Several hybrid composite photoanodes composed of easily synthesizable and cost-effective La0.6Sr0.4CoO3 (LSCO) nanoparticles (obtained by the sol–gel method) combined with TiO2 nanoparticles were prepared and investigated for their light-harvesting properties in dye-sensitized solar cells (DSSCs). To develop these effective photoelectrode nanomaterials for DSSCs, the pure inorganic perovskite La0.6Sr0.4CoO3 (2, 4, 6 and 8 %) as well as plasmonic silver nanoparticles decorated La0.6Sr0.4CoO3 (6 % La0.6Sr0.4CoO3/x%Ag, x = 1, 2.5, 5, 7.5 and 10 %) nanomaterials were added into the TiO2 photoanodes.
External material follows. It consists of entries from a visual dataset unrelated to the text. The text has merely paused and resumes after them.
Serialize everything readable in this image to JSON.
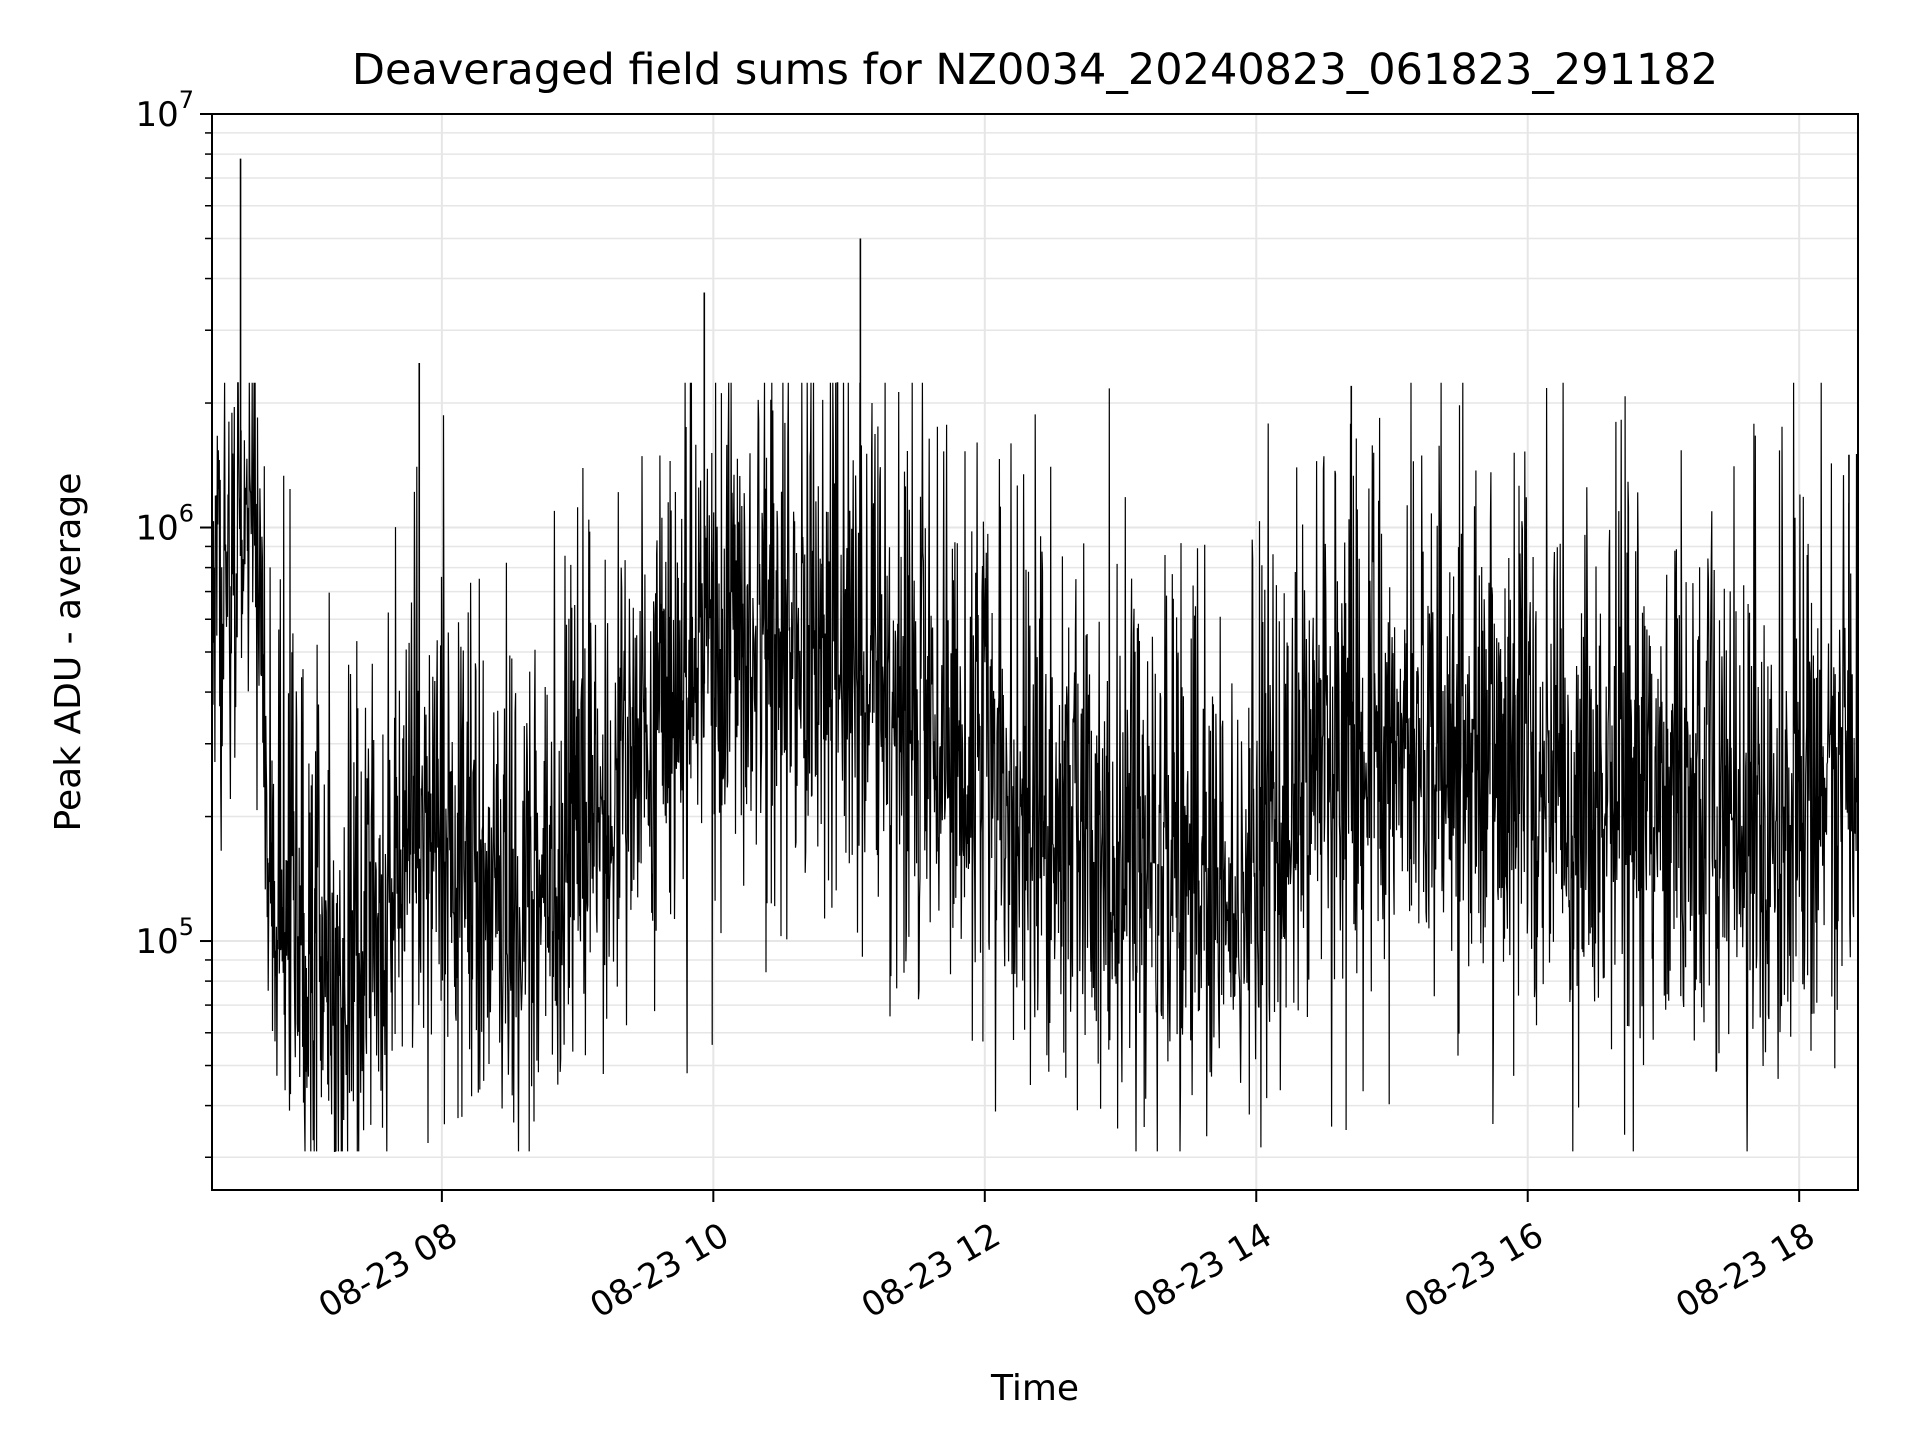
{
  "chart_data": {
    "type": "line",
    "title": "Deaveraged field sums for NZ0034_20240823_061823_291182",
    "xlabel": "Time",
    "ylabel": "Peak ADU - average",
    "yscale": "log",
    "ylim": [
      25000,
      10000000
    ],
    "xlim": [
      "2024-08-23 06:18:23",
      "2024-08-23 18:26:00"
    ],
    "grid": true,
    "line_color": "#000000",
    "grid_color": "#e6e6e6",
    "x_ticks": [
      {
        "value": "2024-08-23 08:00",
        "label": "08-23 08"
      },
      {
        "value": "2024-08-23 10:00",
        "label": "08-23 10"
      },
      {
        "value": "2024-08-23 12:00",
        "label": "08-23 12"
      },
      {
        "value": "2024-08-23 14:00",
        "label": "08-23 14"
      },
      {
        "value": "2024-08-23 16:00",
        "label": "08-23 16"
      },
      {
        "value": "2024-08-23 18:00",
        "label": "08-23 18"
      }
    ],
    "y_ticks": [
      {
        "value": 100000,
        "base": "10",
        "exp": "5"
      },
      {
        "value": 1000000,
        "base": "10",
        "exp": "6"
      },
      {
        "value": 10000000,
        "base": "10",
        "exp": "7"
      }
    ],
    "series": [
      {
        "values_note_free": true,
        "x": [
          "2024-08-23 06:18:23",
          "2024-08-23 06:20",
          "2024-08-23 06:25",
          "2024-08-23 06:31",
          "2024-08-23 06:36",
          "2024-08-23 06:40",
          "2024-08-23 06:44",
          "2024-08-23 06:48",
          "2024-08-23 06:52",
          "2024-08-23 06:56",
          "2024-08-23 07:00",
          "2024-08-23 07:05",
          "2024-08-23 07:10",
          "2024-08-23 07:16",
          "2024-08-23 07:22",
          "2024-08-23 07:28",
          "2024-08-23 07:34",
          "2024-08-23 07:40",
          "2024-08-23 07:45",
          "2024-08-23 07:50",
          "2024-08-23 07:55",
          "2024-08-23 08:00",
          "2024-08-23 08:10",
          "2024-08-23 08:20",
          "2024-08-23 08:30",
          "2024-08-23 08:45",
          "2024-08-23 09:00",
          "2024-08-23 09:10",
          "2024-08-23 09:20",
          "2024-08-23 09:30",
          "2024-08-23 09:40",
          "2024-08-23 09:50",
          "2024-08-23 09:56",
          "2024-08-23 10:05",
          "2024-08-23 10:15",
          "2024-08-23 10:25",
          "2024-08-23 10:40",
          "2024-08-23 10:55",
          "2024-08-23 11:05",
          "2024-08-23 11:13",
          "2024-08-23 11:20",
          "2024-08-23 11:30",
          "2024-08-23 11:45",
          "2024-08-23 12:00",
          "2024-08-23 12:10",
          "2024-08-23 12:20",
          "2024-08-23 12:30",
          "2024-08-23 12:45",
          "2024-08-23 13:00",
          "2024-08-23 13:15",
          "2024-08-23 13:25",
          "2024-08-23 13:35",
          "2024-08-23 13:45",
          "2024-08-23 14:00",
          "2024-08-23 14:15",
          "2024-08-23 14:30",
          "2024-08-23 14:42",
          "2024-08-23 14:55",
          "2024-08-23 15:10",
          "2024-08-23 15:25",
          "2024-08-23 15:40",
          "2024-08-23 15:55",
          "2024-08-23 16:10",
          "2024-08-23 16:25",
          "2024-08-23 16:40",
          "2024-08-23 16:55",
          "2024-08-23 17:10",
          "2024-08-23 17:25",
          "2024-08-23 17:40",
          "2024-08-23 17:55",
          "2024-08-23 18:05",
          "2024-08-23 18:15",
          "2024-08-23 18:22",
          "2024-08-23 18:26"
        ],
        "y": [
          500000,
          900000,
          800000,
          7800000,
          900000,
          600000,
          180000,
          120000,
          110000,
          100000,
          90000,
          80000,
          75000,
          70000,
          80000,
          90000,
          110000,
          130000,
          140000,
          2500000,
          200000,
          180000,
          150000,
          120000,
          110000,
          120000,
          150000,
          200000,
          250000,
          300000,
          350000,
          400000,
          3700000,
          450000,
          500000,
          550000,
          500000,
          450000,
          5000000,
          450000,
          400000,
          350000,
          300000,
          250000,
          200000,
          180000,
          170000,
          160000,
          150000,
          140000,
          130000,
          120000,
          130000,
          150000,
          200000,
          250000,
          2200000,
          300000,
          280000,
          260000,
          250000,
          240000,
          230000,
          220000,
          210000,
          200000,
          190000,
          180000,
          170000,
          160000,
          170000,
          300000,
          1500000,
          250000
        ]
      }
    ]
  }
}
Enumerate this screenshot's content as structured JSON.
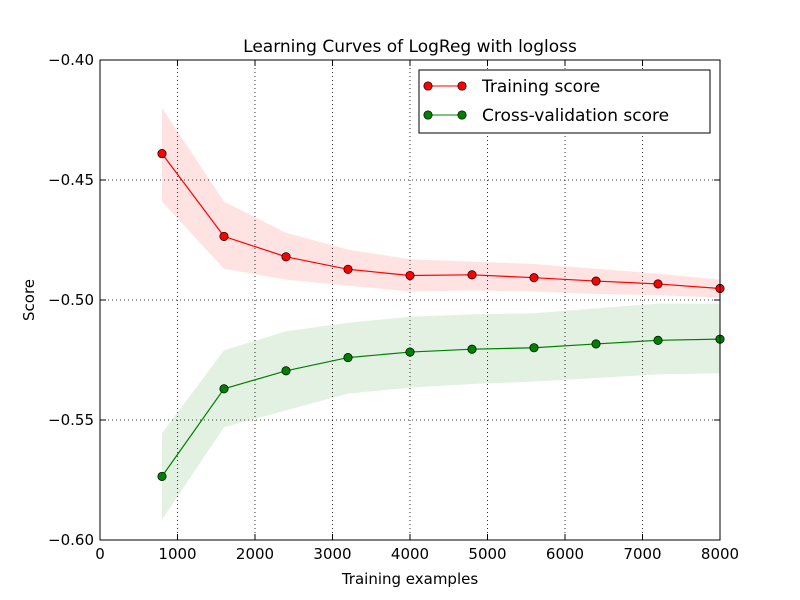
{
  "chart_data": {
    "type": "line",
    "title": "Learning Curves of LogReg with logloss",
    "xlabel": "Training examples",
    "ylabel": "Score",
    "xlim": [
      0,
      8000
    ],
    "ylim": [
      -0.6,
      -0.4
    ],
    "xticks": [
      0,
      1000,
      2000,
      3000,
      4000,
      5000,
      6000,
      7000,
      8000
    ],
    "xtick_labels": [
      "0",
      "1000",
      "2000",
      "3000",
      "4000",
      "5000",
      "6000",
      "7000",
      "8000"
    ],
    "yticks": [
      -0.4,
      -0.45,
      -0.5,
      -0.55,
      -0.6
    ],
    "ytick_labels": [
      "−0.40",
      "−0.45",
      "−0.50",
      "−0.55",
      "−0.60"
    ],
    "grid": true,
    "grid_style": "dotted",
    "legend_position": "upper-right",
    "x": [
      800,
      1600,
      2400,
      3200,
      4000,
      4800,
      5600,
      6400,
      7200,
      8000
    ],
    "series": [
      {
        "name": "Training score",
        "color": "#ff0000",
        "marker_color": "#ff0000",
        "band_color": "#ffcccc",
        "values": [
          -0.439,
          -0.4735,
          -0.482,
          -0.4872,
          -0.4898,
          -0.4895,
          -0.4907,
          -0.4921,
          -0.4933,
          -0.4952
        ],
        "upper": [
          -0.42,
          -0.459,
          -0.472,
          -0.479,
          -0.483,
          -0.484,
          -0.485,
          -0.487,
          -0.489,
          -0.4915
        ],
        "lower": [
          -0.459,
          -0.487,
          -0.4915,
          -0.494,
          -0.4965,
          -0.496,
          -0.4965,
          -0.4975,
          -0.498,
          -0.499
        ]
      },
      {
        "name": "Cross-validation score",
        "color": "#008000",
        "marker_color": "#008000",
        "band_color": "#cce6cc",
        "values": [
          -0.5735,
          -0.537,
          -0.5295,
          -0.524,
          -0.5217,
          -0.5205,
          -0.5199,
          -0.5183,
          -0.5168,
          -0.5163
        ],
        "upper": [
          -0.5555,
          -0.521,
          -0.513,
          -0.5095,
          -0.507,
          -0.506,
          -0.5055,
          -0.5035,
          -0.5015,
          -0.5015
        ],
        "lower": [
          -0.5915,
          -0.553,
          -0.546,
          -0.539,
          -0.5365,
          -0.535,
          -0.534,
          -0.5325,
          -0.531,
          -0.5305
        ]
      }
    ]
  }
}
The XRD, FESEM, EDS, BET FT-IR, DRS, PL, and dye loading were used to study all nanostructured photoanodes' structural and morphological properties. Based on the photovoltaic tests, it was found that the DSSC fabricated with TiO2 + 6 % La0.6Sr0.4CoO3 achieved the most enhanced efficiency of 6.04 % among the TiO2 + La0.6Sr0.4CoO3 (2, 4, 6, and 8 %) containing devices. Furthermore, the power conversion efficiency (PCE) values were increased when Ag plasmonic nanoparticles were decorated on the La0.6Sr0.4CoO3 crystalline lattice. The greatest PCE = 7.34 % was attained for the optimized solar cell assembled by TiO2 + 6 % La0.6Sr0.4CoO3/7.5 %Ag photoanode which yielded ∼ 2.35 and 1.21 folds increase in PCE compared to the DSSCs containing pristine TiO2 nanoparticles and TiO2/6% La0.6Sr0.4CoO3 photoelectrodes, respectively. Based on the photoelectrochemical analysis, this structure exhibited the fastest electron transport rate, the most effective photo-induced charge separation, the greatest electron collection efficiency, the highest dye loading capacity, and the least photoluminescence intensity (charge recombination), which all contributed to increasing the DSSC device's efficiency.